Les Adventistes du Septième Jour trouvent leurs origines aux États-Unis au 19e siècle. Ils furent fondés par William Miller. Ce dernier croyait en la prochaine venue de Jésus vers 1843-1844, en se basant sur ses interprétations bibliques. Le mouvement a attiré de nombreux adeptes lors du “Grand Réveil adventiste”, mais la date prédite passa sans événements, tout comme les suivantes, menant à la “Grande déception”. Certains disciples, dont Ellen G. White, ont cependant persisté.

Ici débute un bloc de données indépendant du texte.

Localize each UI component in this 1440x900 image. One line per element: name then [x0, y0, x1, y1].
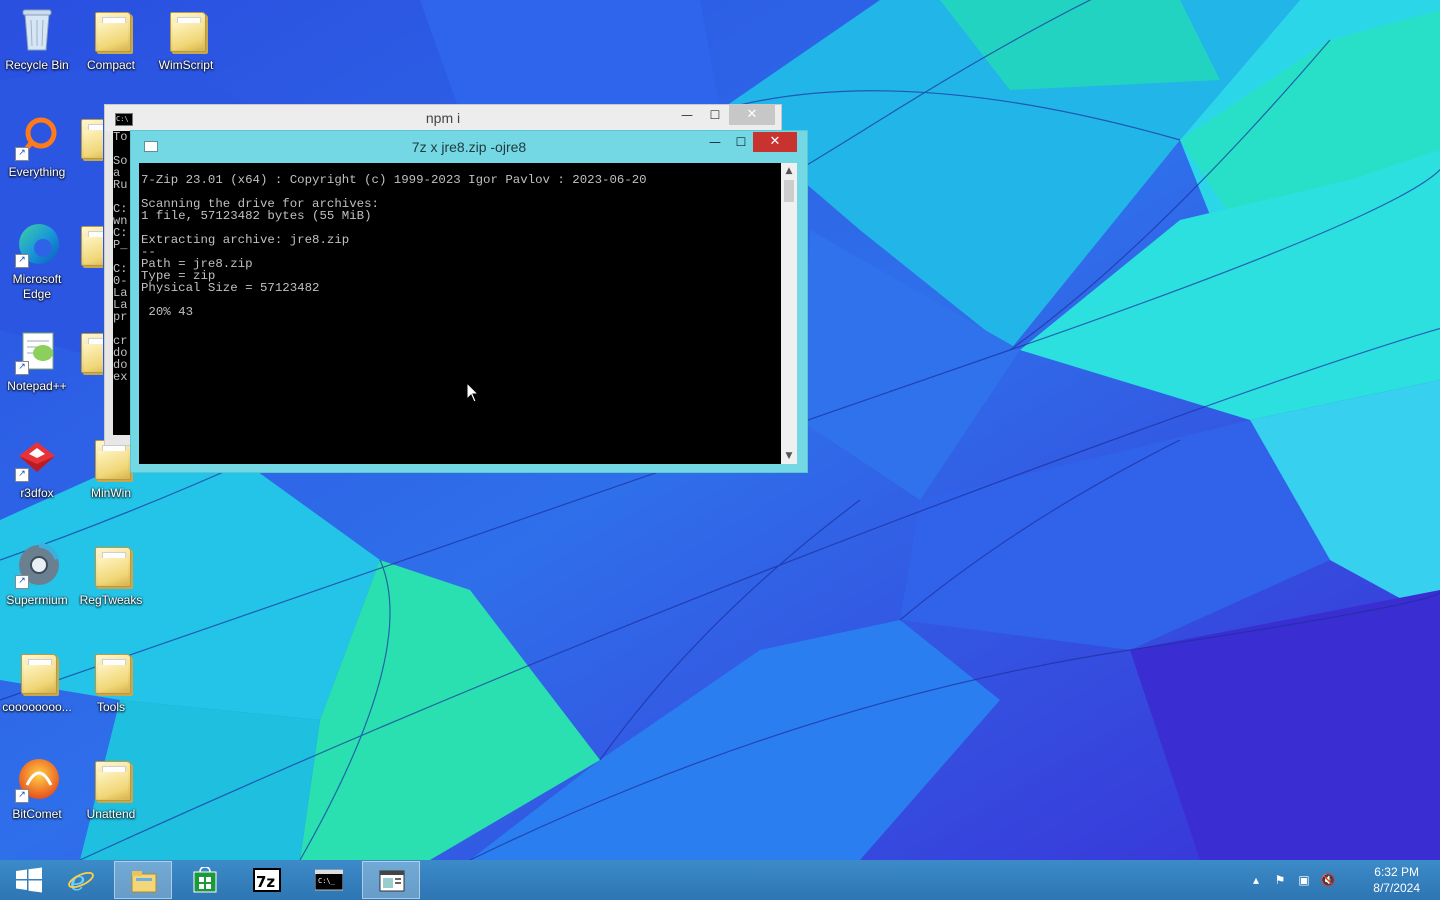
folder-icon: [87, 755, 135, 803]
desktop-icon-label: Unattend: [86, 807, 136, 821]
show-hidden-icons-icon[interactable]: ▴: [1248, 872, 1264, 888]
desktop-icon-regtweaks[interactable]: RegTweaks: [73, 541, 149, 608]
maximize-button[interactable]: ☐: [727, 132, 755, 152]
svg-text:7z: 7z: [256, 873, 275, 891]
store-icon: [193, 867, 217, 893]
desktop-icon-label: Recycle Bin: [5, 58, 69, 72]
desktop-icon-label: Supermium: [6, 593, 68, 607]
desktop-icon-unattend[interactable]: Unattend: [73, 755, 149, 822]
desktop-icon-label: Everything: [8, 165, 66, 179]
folder-icon: [73, 220, 103, 268]
desktop-icon-wimscript[interactable]: WimScript: [148, 6, 224, 73]
desktop-icon-folder-partial[interactable]: [73, 113, 103, 161]
shortcut-arrow-icon: ↗: [15, 361, 29, 375]
taskbar-7zip[interactable]: 7z: [238, 861, 296, 899]
command-prompt-icon: C:\_: [315, 869, 343, 891]
shortcut-arrow-icon: ↗: [15, 147, 29, 161]
desktop-icon-label: Microsoft Edge: [12, 272, 62, 301]
clock[interactable]: 6:32 PM 8/7/2024: [1373, 864, 1420, 896]
taskbar-file-explorer[interactable]: [114, 861, 172, 899]
folder-icon: [73, 113, 103, 161]
window-app-icon: [379, 870, 405, 892]
folder-icon: [162, 6, 210, 54]
desktop-icon-label: BitComet: [12, 807, 62, 821]
desktop-icon-label: RegTweaks: [79, 593, 143, 607]
title-bar[interactable]: C:\ npm i — ☐ ✕: [105, 105, 781, 131]
desktop-icon-folder-partial[interactable]: [73, 327, 103, 375]
scroll-up-icon[interactable]: ▲: [781, 163, 797, 179]
shortcut-arrow-icon: ↗: [15, 575, 29, 589]
clock-time: 6:32 PM: [1374, 865, 1419, 879]
folder-icon: [87, 648, 135, 696]
scroll-down-icon[interactable]: ▼: [781, 448, 797, 464]
close-button[interactable]: ✕: [729, 105, 775, 125]
folder-icon: [87, 6, 135, 54]
notepad-plus-plus-icon: ↗: [13, 327, 61, 375]
shortcut-arrow-icon: ↗: [15, 468, 29, 482]
maximize-button[interactable]: ☐: [701, 105, 729, 125]
mouse-cursor-icon: [466, 382, 480, 403]
desktop-icon-recycle-bin[interactable]: Recycle Bin: [0, 6, 75, 73]
desktop-icon-notepad-plus-plus[interactable]: ↗ Notepad++: [0, 327, 75, 394]
desktop-icon-label: Notepad++: [7, 379, 67, 393]
desktop-icon-tools[interactable]: Tools: [73, 648, 149, 715]
desktop-icon-compact[interactable]: Compact: [73, 6, 149, 73]
close-button[interactable]: ✕: [753, 132, 797, 152]
desktop-icon-label: Tools: [96, 700, 125, 714]
clock-date: 8/7/2024: [1373, 881, 1420, 895]
start-button[interactable]: [0, 861, 58, 899]
svg-text:C:\_: C:\_: [318, 877, 336, 885]
taskbar: e 7z C:\_ ▴ ⚑ ▣ 🔇 6:32 PM 8/7/2024: [0, 860, 1440, 900]
r3dfox-icon: ↗: [13, 434, 61, 482]
taskbar-window-preview[interactable]: [362, 861, 420, 899]
recycle-bin-icon: [13, 6, 61, 54]
7zip-icon: 7z: [253, 868, 281, 892]
network-icon[interactable]: ▣: [1296, 872, 1312, 888]
desktop-icon-cooooooo[interactable]: coooooooo...: [0, 648, 75, 715]
minimize-button[interactable]: —: [701, 132, 729, 152]
desktop-icon-microsoft-edge[interactable]: ↗ Microsoft Edge: [0, 220, 75, 302]
vertical-scrollbar[interactable]: ▲ ▼: [781, 163, 797, 464]
desktop-icon-label: MinWin: [90, 486, 131, 500]
desktop-icon-label: WimScript: [158, 58, 214, 72]
desktop-icon-label: Compact: [86, 58, 136, 72]
everything-search-icon: ↗: [13, 113, 61, 161]
desktop-icon-folder-partial[interactable]: [73, 220, 103, 268]
taskbar-internet-explorer[interactable]: e: [52, 861, 110, 899]
bitcomet-icon: ↗: [13, 755, 61, 803]
folder-icon: [87, 541, 135, 589]
folder-icon: [73, 327, 103, 375]
sevenzip-console-window[interactable]: 7z x jre8.zip -ojre8 — ☐ ✕ 7-Zip 23.01 (…: [130, 130, 808, 473]
internet-explorer-icon: e: [68, 867, 94, 893]
desktop-icon-label: coooooooo...: [2, 700, 72, 714]
minimize-button[interactable]: —: [673, 105, 701, 125]
taskbar-command-prompt[interactable]: C:\_: [300, 861, 358, 899]
desktop-icon-r3dfox[interactable]: ↗ r3dfox: [0, 434, 75, 501]
volume-muted-icon[interactable]: 🔇: [1320, 872, 1336, 888]
supermium-icon: ↗: [13, 541, 61, 589]
action-center-flag-icon[interactable]: ⚑: [1272, 872, 1288, 888]
folder-icon: [13, 648, 61, 696]
taskbar-store[interactable]: [176, 861, 234, 899]
windows-logo-icon: [16, 867, 42, 893]
file-explorer-icon: [131, 871, 157, 893]
scrollbar-thumb[interactable]: [784, 180, 794, 202]
desktop-icon-bitcomet[interactable]: ↗ BitComet: [0, 755, 75, 822]
title-bar[interactable]: 7z x jre8.zip -ojre8 — ☐ ✕: [131, 131, 807, 163]
edge-icon: ↗: [13, 220, 61, 268]
console-output[interactable]: 7-Zip 23.01 (x64) : Copyright (c) 1999-2…: [139, 163, 781, 464]
desktop-icon-supermium[interactable]: ↗ Supermium: [0, 541, 75, 608]
desktop-icon-label: r3dfox: [20, 486, 54, 500]
shortcut-arrow-icon: ↗: [15, 789, 29, 803]
shortcut-arrow-icon: ↗: [15, 254, 29, 268]
desktop-icon-everything[interactable]: ↗ Everything: [0, 113, 75, 180]
system-tray: ▴ ⚑ ▣ 🔇 6:32 PM 8/7/2024: [1250, 860, 1440, 900]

Prétendant recevoir des visions divines, elle dirige la réorganisation du mouvement, adoptant le Sabbat comme jour saint et développant des pratiques et règles religieuses distinctes. “Encore aujourd’hui, les Adventistes ont la conviction profonde que les événements actuels sont bourrés de signes qui nous donnent des indices sur la possible date de retour du Christ”.

*prénom d’emprunt. Rencontre et texte: Caroline Beauvois.